Matthew Herder published a discussion of the lost recoupment provisions in the Senate and House bills that became, eventually, Bayh-Dole. A number of things stand out, but one that is remarkable is that in 2000, when Senator Wyden attempted to add recoupment back to Bayh-Dole, the NIH claimed it could not easily find out what inventions it had funded that had become subject inventions. Utter nonsense, of course–in a political nonsense sort of way, meaning uncooperative deep state nonsense. The NIH could have used its reporting provision to require each contractor to specify which inventions had achieved practical application, and with what product names or other identifiers. Furthermore, each product ought to be marked with a patent number (that would be good licensing practice, at least, to require such marking), and so a simple lookup of patents citing NIH funding would also indicate products that had met the practical application standard (in use such that the use can be established with benefits available to the public on reasonable terms). Of course, the mere presence of a commercial product citing a patent on a subject invention does not establish that the product provides benefits to the public on reasonable terms. But “reasonable” here is a statutory term, and cannot mean “just any terms that a patent owner permits or a licensee chooses”–otherwise there would be no purpose at all in including “on reasonable terms” in the statute.

But here’s the thing: when the NIH got around to figuring out what “blockbuster” drugs had been developed based on subject inventions–ones bringing in $500m/year in annual sales–of the 47 such drugs then on the market, only 4 were based on subject inventions. Now perhaps more NIH-supported drugs were making less than $500m/year, but it would appear that in the 19 years between Bayh-Dole going into effect and the year of the study, the output of Bayh-Dole licensing was rather sparse–especially given the huge federal investment in Taxol. Almost everything else about the effect of federal research was an estimate of indirect benefits based on assumptions and economic models. That is, “speculation,” as Herder calls it, rather than facts. But in good political fashion, speculation that is to be treated as fact, so that we might live in a fantasy world and make our decisions based on fantasy rather than fact. Nice, if you can endure it.

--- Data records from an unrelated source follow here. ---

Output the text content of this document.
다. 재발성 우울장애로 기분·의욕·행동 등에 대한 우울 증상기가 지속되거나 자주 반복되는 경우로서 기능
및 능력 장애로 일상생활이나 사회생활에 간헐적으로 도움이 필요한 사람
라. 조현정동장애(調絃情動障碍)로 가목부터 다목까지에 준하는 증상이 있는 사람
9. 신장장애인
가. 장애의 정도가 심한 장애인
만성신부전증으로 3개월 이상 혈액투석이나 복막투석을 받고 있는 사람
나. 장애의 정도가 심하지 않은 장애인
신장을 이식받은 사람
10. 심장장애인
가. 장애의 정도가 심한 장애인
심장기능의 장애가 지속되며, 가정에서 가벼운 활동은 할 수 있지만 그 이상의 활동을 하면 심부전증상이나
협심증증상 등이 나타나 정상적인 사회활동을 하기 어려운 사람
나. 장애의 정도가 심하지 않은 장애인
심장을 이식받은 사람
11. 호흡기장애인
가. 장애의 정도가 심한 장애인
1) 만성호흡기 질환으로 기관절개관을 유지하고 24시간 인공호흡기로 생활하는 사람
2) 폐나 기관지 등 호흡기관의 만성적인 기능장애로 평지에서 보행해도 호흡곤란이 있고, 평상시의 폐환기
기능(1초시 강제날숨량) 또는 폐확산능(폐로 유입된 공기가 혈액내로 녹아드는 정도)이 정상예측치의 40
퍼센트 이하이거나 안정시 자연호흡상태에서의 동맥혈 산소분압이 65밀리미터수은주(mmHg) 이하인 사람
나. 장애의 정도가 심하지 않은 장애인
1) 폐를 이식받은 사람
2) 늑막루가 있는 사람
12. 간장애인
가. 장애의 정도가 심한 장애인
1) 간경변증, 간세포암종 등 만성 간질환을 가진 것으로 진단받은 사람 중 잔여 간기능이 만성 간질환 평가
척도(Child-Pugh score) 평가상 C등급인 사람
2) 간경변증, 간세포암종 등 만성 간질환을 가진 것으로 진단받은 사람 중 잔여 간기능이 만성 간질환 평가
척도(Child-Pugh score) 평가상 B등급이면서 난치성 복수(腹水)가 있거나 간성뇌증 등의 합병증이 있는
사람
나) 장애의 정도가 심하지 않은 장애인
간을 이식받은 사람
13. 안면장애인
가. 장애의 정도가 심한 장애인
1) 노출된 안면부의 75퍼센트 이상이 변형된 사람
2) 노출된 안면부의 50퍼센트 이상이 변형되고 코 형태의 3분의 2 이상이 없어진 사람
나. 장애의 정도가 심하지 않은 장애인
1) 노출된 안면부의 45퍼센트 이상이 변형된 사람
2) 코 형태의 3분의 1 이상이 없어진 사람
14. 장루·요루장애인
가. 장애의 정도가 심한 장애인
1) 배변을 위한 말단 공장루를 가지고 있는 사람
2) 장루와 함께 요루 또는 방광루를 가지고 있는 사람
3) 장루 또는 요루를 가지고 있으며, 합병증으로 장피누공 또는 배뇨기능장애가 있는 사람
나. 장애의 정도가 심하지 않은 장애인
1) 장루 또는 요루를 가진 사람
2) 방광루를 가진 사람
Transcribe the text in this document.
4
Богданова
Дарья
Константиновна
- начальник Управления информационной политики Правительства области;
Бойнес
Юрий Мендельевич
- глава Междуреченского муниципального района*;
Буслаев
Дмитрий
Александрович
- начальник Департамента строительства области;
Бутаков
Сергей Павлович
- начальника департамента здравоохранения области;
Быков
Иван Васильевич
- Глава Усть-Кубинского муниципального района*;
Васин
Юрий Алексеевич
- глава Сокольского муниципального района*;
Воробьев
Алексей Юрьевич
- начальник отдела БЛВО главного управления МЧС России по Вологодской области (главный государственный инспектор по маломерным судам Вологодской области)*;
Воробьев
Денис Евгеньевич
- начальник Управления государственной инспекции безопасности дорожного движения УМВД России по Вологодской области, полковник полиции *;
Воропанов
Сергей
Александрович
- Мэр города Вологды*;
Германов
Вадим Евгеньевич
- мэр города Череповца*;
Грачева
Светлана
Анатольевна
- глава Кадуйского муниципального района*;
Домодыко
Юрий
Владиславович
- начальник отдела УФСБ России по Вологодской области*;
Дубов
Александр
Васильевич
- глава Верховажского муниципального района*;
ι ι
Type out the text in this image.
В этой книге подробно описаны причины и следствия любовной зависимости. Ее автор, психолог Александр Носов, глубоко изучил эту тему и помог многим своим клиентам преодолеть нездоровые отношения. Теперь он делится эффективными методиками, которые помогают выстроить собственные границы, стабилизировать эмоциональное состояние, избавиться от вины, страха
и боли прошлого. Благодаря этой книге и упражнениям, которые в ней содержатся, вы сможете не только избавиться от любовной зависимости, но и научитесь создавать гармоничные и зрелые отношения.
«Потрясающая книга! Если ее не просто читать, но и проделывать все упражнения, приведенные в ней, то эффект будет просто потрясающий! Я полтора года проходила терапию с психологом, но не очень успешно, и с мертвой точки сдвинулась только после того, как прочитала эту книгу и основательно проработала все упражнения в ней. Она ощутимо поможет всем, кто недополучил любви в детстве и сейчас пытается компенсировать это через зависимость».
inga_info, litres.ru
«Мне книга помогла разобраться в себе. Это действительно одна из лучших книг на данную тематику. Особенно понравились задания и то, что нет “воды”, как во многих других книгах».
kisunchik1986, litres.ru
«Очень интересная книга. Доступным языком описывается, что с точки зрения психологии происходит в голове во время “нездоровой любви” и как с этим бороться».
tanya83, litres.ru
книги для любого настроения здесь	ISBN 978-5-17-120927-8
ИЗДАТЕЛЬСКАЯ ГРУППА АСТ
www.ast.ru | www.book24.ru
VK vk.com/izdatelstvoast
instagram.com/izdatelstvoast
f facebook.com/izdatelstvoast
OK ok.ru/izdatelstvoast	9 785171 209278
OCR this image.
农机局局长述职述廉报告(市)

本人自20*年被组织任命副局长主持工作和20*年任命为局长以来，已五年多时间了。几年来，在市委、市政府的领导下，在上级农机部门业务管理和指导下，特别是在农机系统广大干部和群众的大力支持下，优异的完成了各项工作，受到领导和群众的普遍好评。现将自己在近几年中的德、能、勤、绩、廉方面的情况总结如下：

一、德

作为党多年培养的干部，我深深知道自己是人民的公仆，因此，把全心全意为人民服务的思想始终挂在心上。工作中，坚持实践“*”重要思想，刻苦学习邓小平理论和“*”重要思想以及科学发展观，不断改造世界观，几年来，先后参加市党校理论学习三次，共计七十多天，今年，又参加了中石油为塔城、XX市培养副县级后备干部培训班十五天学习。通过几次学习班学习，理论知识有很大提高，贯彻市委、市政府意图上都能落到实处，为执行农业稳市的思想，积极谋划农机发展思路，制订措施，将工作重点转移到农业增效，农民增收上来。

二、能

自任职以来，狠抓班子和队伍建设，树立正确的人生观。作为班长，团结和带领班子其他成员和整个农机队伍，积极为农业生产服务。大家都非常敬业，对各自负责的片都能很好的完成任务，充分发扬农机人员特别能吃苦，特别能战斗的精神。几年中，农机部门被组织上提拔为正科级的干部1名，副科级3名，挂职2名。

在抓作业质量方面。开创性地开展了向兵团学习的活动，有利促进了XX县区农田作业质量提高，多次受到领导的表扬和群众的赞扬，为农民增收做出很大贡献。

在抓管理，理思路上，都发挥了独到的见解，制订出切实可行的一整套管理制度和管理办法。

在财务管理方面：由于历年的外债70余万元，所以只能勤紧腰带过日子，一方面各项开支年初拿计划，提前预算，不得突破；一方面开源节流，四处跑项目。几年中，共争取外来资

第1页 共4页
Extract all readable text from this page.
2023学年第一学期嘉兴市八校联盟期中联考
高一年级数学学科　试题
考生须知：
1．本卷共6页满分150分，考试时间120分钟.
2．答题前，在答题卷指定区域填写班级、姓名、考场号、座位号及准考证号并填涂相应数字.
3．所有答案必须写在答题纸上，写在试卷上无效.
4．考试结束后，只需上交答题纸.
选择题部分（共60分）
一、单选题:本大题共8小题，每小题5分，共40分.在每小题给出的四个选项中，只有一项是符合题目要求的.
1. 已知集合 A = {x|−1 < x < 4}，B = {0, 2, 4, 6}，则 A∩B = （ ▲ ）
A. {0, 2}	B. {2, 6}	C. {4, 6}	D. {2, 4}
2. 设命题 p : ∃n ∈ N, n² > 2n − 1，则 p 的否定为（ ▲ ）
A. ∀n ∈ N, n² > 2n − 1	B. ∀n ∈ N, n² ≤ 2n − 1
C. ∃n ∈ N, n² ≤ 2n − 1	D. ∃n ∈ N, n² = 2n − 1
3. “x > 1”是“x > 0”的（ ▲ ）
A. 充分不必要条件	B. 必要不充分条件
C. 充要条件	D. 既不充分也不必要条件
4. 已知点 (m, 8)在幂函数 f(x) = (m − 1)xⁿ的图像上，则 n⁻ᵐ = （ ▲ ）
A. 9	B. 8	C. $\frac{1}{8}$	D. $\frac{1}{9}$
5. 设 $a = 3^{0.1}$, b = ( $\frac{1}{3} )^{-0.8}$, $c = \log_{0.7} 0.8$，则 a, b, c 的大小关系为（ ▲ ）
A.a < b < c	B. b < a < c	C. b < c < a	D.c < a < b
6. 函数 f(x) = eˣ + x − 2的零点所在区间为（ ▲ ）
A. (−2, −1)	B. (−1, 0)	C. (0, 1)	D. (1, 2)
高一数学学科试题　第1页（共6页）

University administrators argued that a federal tax on licensing income would not change a drug’s price (true enough) and might increase prices (not true at all). They argued as well that (according to an NIH report):

such redirection of royalties would undermine the research enterprise, drain funds for academic development, and discourage faculty members from embarking in the technology transfer process. Moreover, there is concern that any movement to extract a direct financial return for the investment would dampen, if not destroy, industry’s
willingness to establish agreements with academic institutions . . . .

These arguments are laughable. A university does an exclusive license deal. That deal is at, say, 1% adjusted gross. If a quarter of that royalty stream goes to the federal government, there’s absolutely no effect on the company or the license deal. The university just writes a check each year. Further, consider the situation when a university must split royalties with another institution–jointly owned patents. Now income is split 50%, with the university writing a check. Does that undermine the research enterprise? drain funds? discourage faculty members? No. And how would the government’s share have anything to do with industry’s willingness to enter into monopoly deals? If that’s the case, then what the government provides truly is not an “investment”–it is something else, perhaps a donation or subsidy, but not an investment.